The Greens' influence is steadily growing around the country, and they now have 126 councillors on 43 "principal authorities" in England and Wales (ie, not including parish councils). But despite that, Britain remains the only major European country which has never had Greens in its national legislature and if Caroline Lucas were elected it would be seen as a breakthrough. Ms Lucas said yesterday that she tops the poll she will hold an immediate "open access surgery" on the streets of Brighton tomorrow.

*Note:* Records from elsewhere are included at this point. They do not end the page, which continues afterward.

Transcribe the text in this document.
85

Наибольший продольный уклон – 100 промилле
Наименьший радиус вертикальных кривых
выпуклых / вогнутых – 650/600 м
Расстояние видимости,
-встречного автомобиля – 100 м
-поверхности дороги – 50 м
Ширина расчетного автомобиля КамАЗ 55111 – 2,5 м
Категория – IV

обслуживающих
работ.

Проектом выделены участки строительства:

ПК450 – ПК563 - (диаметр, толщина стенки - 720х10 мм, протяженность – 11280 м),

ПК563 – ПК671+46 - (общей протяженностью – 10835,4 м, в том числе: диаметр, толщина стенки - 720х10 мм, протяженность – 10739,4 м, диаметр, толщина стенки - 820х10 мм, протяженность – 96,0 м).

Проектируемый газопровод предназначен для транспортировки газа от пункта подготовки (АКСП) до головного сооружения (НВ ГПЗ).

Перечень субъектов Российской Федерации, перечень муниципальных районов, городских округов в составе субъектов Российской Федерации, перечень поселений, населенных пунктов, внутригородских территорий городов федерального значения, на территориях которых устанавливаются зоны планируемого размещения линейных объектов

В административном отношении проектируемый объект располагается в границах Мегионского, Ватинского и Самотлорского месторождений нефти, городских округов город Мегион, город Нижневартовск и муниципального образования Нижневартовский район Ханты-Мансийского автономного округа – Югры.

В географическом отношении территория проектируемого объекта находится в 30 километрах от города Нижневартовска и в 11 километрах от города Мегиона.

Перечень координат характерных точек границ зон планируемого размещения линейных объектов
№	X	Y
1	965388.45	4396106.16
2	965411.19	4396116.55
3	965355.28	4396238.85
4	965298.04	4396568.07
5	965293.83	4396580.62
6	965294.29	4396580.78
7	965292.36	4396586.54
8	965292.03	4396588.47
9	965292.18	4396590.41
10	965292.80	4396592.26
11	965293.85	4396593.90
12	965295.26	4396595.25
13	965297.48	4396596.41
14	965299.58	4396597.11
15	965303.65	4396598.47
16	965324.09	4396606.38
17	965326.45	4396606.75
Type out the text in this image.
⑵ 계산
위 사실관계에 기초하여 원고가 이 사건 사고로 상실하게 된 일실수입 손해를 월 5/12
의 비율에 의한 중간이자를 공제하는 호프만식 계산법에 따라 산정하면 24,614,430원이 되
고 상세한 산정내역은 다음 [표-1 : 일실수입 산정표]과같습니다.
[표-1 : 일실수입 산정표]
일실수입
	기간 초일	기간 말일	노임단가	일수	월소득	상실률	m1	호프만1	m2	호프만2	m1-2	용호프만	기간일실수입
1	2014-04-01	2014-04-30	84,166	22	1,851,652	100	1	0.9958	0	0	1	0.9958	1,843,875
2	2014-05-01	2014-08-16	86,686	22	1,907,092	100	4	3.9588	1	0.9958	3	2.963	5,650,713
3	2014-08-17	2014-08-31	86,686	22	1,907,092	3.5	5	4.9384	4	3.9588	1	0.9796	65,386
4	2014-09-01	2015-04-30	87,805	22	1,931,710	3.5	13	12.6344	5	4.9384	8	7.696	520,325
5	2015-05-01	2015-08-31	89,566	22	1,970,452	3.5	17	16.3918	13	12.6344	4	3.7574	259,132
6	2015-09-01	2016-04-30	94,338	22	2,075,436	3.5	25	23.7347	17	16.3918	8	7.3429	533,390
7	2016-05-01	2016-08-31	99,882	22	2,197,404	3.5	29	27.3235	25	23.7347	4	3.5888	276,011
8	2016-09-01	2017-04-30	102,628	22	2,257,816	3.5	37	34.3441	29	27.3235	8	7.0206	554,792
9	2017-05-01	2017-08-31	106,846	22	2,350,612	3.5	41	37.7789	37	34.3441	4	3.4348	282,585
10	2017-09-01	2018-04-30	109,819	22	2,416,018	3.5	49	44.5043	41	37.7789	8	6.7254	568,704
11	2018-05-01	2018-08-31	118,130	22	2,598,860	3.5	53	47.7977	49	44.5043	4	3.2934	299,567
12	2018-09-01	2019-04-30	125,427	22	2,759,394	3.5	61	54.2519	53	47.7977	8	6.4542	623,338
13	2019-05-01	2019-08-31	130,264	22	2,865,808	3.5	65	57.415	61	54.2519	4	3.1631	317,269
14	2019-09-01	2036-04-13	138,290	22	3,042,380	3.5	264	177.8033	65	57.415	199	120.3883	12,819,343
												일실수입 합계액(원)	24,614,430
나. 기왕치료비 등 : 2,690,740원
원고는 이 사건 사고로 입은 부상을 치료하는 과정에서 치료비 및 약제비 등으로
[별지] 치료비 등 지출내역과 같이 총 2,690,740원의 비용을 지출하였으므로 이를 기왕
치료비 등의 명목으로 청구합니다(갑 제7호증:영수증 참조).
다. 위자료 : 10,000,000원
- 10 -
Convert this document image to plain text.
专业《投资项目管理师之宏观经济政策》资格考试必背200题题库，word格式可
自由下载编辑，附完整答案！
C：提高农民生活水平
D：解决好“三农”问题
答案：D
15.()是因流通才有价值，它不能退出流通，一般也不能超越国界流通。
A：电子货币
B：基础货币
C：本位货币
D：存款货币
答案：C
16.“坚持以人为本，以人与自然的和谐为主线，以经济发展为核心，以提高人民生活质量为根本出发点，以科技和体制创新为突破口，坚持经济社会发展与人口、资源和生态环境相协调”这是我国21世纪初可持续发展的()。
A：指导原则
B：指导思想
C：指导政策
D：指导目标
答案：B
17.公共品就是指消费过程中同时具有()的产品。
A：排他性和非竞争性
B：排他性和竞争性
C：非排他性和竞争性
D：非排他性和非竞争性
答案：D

"We'll go out and about there and then, on the Friday afternoon, for people to raise concerns they have," she said. "We'll be trying to demonstrate that one of the ways we can rebuild trust in MPs is by listening to people and letting them know we are driven by their concerns."

THE POLICIES

Taxation

The Greens want to "rehabilitate progressive taxation" – bring back higher taxation on higher incomes. They will raise taxation from 36 per cent of GDP in 2009-10 to 45 per cent in 2013.

Reducing inequality

The Greens would impose a permanent tax on bankers' bonuses, and a higher rate of income tax of 50 per cent on incomes over £100,000.

Climate change and energy

The party aims to obtain half of Britain's energy from renewable resources by 2020, and ensure that carbon emissions from power generation are zero by 2030.

Transport

Speed limits would be 20mph in towns, 40mph on rural roads and 55mph on motorways. They would end the £30bn roads programme and reinvest it in public transport.